Mathematical Problems in Engineering
Volume 2013, Article ID 537810, 6 pages
http://dx.doi.org/10.1155/2013/537810
Research Article

The Rational Third-Kind Chebyshev Pseudospectral Method for the Solution of the Thomas-Fermi Equation over Infinite Interval

1Department of Mathematics, Khorasgan Branch, Islamic Azad University, Isfahan 81595-158, Iran
2Department of Mathematics, University Putra Malaysia, (UPM), Serdang, 43400 Selangor, Malaysia
3Department of Mathematics, Mobarakeh Branch, Islamic Azad University, Isfahan, Iran

Received 12 January 2013; Revised 14 May 2013; Accepted 29 May 2013

Academic Editor: Mufid Abudiab

Copyright © 2013 Majid Tavassoli Kajani et al.
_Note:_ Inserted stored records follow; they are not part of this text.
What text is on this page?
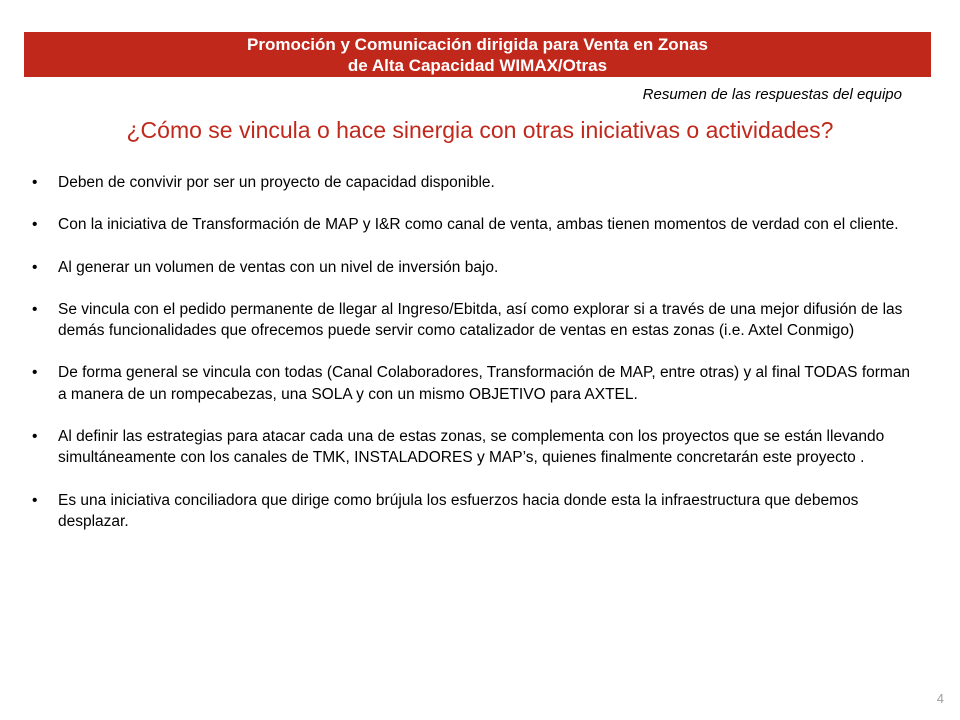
Promoción y Comunicación dirigida para Venta en Zonas
de Alta Capacidad WIMAX/Otras
Resumen de las respuestas del equipo
¿Cómo se vincula o hace sinergia con otras iniciativas o actividades?
• Deben de convivir por ser un proyecto de capacidad disponible.
• Con la iniciativa de Transformación de MAP y I&R como canal de venta, ambas tienen momentos de verdad con el cliente.
• Al generar un volumen de ventas con un nivel de inversión bajo.
• Se vincula con el pedido permanente de llegar al Ingreso/Ebitda, así como explorar si a través de una mejor difusión de las demás funcionalidades que ofrecemos puede servir como catalizador de ventas en estas zonas (i.e. Axtel Conmigo)
• De forma general se vincula con todas (Canal Colaboradores, Transformación de MAP, entre otras) y al final TODAS forman a manera de un rompecabezas, una SOLA y con un mismo OBJETIVO para AXTEL.
• Al definir las estrategias para atacar cada una de estas zonas, se complementa con los proyectos que se están llevando simultáneamente con los canales de TMK, INSTALADORES y MAP’s, quienes finalmente concretarán este proyecto .
• Es una iniciativa conciliadora que dirige como brújula los esfuerzos hacia donde esta la infraestructura que debemos desplazar.
4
This is an open access article distributed under the Creative Commons Attribution License, which permits unrestricted use, distribution, and reproduction in any medium, provided the original work is properly cited.

Abstract

We propose a pseudospectral method for solving the Thomas-Fermi equation which is a nonlinear ordinary differential equation on semi-infinite interval. This approach is based on the rational third-kind Chebyshev pseudospectral method that is indeed a combination of Tau and collocation methods. This method reduces the solution of this problem to the solution of a system of algebraic equations. Comparison with some numerical solutions shows that the present solution is highly accurate.